You wouldn't take a moving truck to grab a coffee, or a scooter to move apartments. Same with models. A scooter (small/fast/cheap model) is perfect for quick, simple jobs like sorting or short replies. A sedan (medium model) handles most everyday work. A truck (large model) is for the heavy, complex hauls — deep reasoning, tricky code, long documents. Match the vehicle to the trip, not to the brochure.
Notice these levers fight each other. You rarely get smartest + fastest + cheapest all at once. Good builders don't chase the "best" model — they pick the smallest model that comfortably does the job, and only size up when it visibly struggles. That habit alone will save you money and make your projects feel snappy.
And about that context window: it's how much the model can look at in a single request.

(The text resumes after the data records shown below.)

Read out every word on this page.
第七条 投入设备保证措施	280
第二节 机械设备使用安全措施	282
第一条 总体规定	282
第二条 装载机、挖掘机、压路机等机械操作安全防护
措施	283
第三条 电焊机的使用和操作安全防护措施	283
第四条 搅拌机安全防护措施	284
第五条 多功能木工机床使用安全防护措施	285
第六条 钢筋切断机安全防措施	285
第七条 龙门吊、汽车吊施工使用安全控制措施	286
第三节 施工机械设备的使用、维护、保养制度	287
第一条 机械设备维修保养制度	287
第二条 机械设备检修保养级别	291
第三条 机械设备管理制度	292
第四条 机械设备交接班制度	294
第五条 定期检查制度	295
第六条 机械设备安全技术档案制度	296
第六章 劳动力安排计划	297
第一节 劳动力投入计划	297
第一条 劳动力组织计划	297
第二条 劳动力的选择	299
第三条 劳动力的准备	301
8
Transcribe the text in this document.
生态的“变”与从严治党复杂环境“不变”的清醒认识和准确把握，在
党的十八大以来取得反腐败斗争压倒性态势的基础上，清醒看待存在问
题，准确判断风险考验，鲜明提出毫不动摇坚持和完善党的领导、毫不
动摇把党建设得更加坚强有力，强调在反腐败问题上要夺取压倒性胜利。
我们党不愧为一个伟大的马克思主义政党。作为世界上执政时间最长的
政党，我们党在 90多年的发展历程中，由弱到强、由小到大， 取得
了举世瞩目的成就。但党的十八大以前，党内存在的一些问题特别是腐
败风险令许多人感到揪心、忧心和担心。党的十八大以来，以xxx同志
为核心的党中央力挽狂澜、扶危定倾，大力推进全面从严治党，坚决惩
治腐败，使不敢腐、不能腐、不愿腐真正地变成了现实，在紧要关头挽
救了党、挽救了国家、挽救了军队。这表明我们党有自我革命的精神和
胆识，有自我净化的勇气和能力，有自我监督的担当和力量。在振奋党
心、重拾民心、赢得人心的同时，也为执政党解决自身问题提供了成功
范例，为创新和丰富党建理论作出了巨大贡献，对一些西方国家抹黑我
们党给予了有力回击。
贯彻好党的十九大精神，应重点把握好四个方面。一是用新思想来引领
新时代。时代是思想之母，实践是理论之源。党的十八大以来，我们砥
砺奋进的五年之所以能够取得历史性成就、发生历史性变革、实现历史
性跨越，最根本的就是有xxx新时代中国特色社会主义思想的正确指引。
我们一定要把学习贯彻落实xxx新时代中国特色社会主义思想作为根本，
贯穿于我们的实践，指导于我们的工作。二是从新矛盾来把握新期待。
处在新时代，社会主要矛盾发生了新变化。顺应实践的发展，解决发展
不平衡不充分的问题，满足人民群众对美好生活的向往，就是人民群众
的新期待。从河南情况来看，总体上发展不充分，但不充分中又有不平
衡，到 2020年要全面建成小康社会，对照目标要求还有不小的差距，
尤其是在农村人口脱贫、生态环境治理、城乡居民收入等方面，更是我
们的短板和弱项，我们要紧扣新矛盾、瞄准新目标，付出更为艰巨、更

A small window is fine for chatting. A large window lets you drop in a 50-page PDF and ask questions about the whole thing — which is exactly the trick behind giving AI a memory in Station 5.
Concept 5
Here's the mental picture to lock in: choosing a model isn't just a price setting. Send the identical prompt to three models and you'll get three different-feeling answers.
Why do they differ? Because each model learned from different text, was tuned by a different team with different tastes, and comes in a different size. So they develop distinct "personalities" — one more concise, one more thorough, one warmer in tone. None is objectively "correct"; they're just different drivers of the same kind of engine.
# A builder's rough rule for choosing — plain-English pseudocode function pickModel(job): if job.needs_privacy or job.runs_offline: return "open-weight (Llama / Mistral) — run it yourself" if job.is_simple and job.high_volume: return "a small, fast model — the scooter" # cheap + quick if job.needs_deep_reasoning or job.is_long: return "a large model — the truck" # smart + big context return "a medium model — the sedan" # the safe default # Start with the sedan. Size up only when it struggles.
A model is a pre-trained brain you rent (closed) or run (open-weight). You don't pick the "best" one — you match four levers (smarts, speed, price, context) to your job, start small, and size up only when needed.
Checkpoint
You're building a tool that sorts thousands of short customer messages into "happy / neutral / upset" every hour, on a tight budget. Which model fits best?
Sorting short messages into three buckets is a simple, repetitive job — it doesn't need deep reasoning. Since you're running it thousands of times an hour on a budget, speed and low cost per request matter most. That's a textbook "scooter" job: pick a small, fast model and save the big, pricey one for the genuinely hard problems.
Try it yourself — 15 minutes, no code
The best way to feel the differences is to test them side by side. Open ChatGPT, Claude, and Gemini (all have free tiers) in three tabs.
Keep: note which model you personally liked best and why. There's no wrong answer — the point is that you now have an opinion, which is exactly how builders choose.
Recap. A model is a pre-trained brain — you build on it, you don't build it. The big three closed providers (OpenAI's GPT, Anthropic's Claude, Google's Gemini) are all beginner-friendly and rented through an API, while open-weight models like Llama and Mistral trade convenience for control and privacy. And you don't pick the "best" model — you match four levers (smarts, speed, price, context window) to the job, start with a sedan, and size up only when it struggles. Next station, you'll stop chatting in a browser and actually call one of these models with code.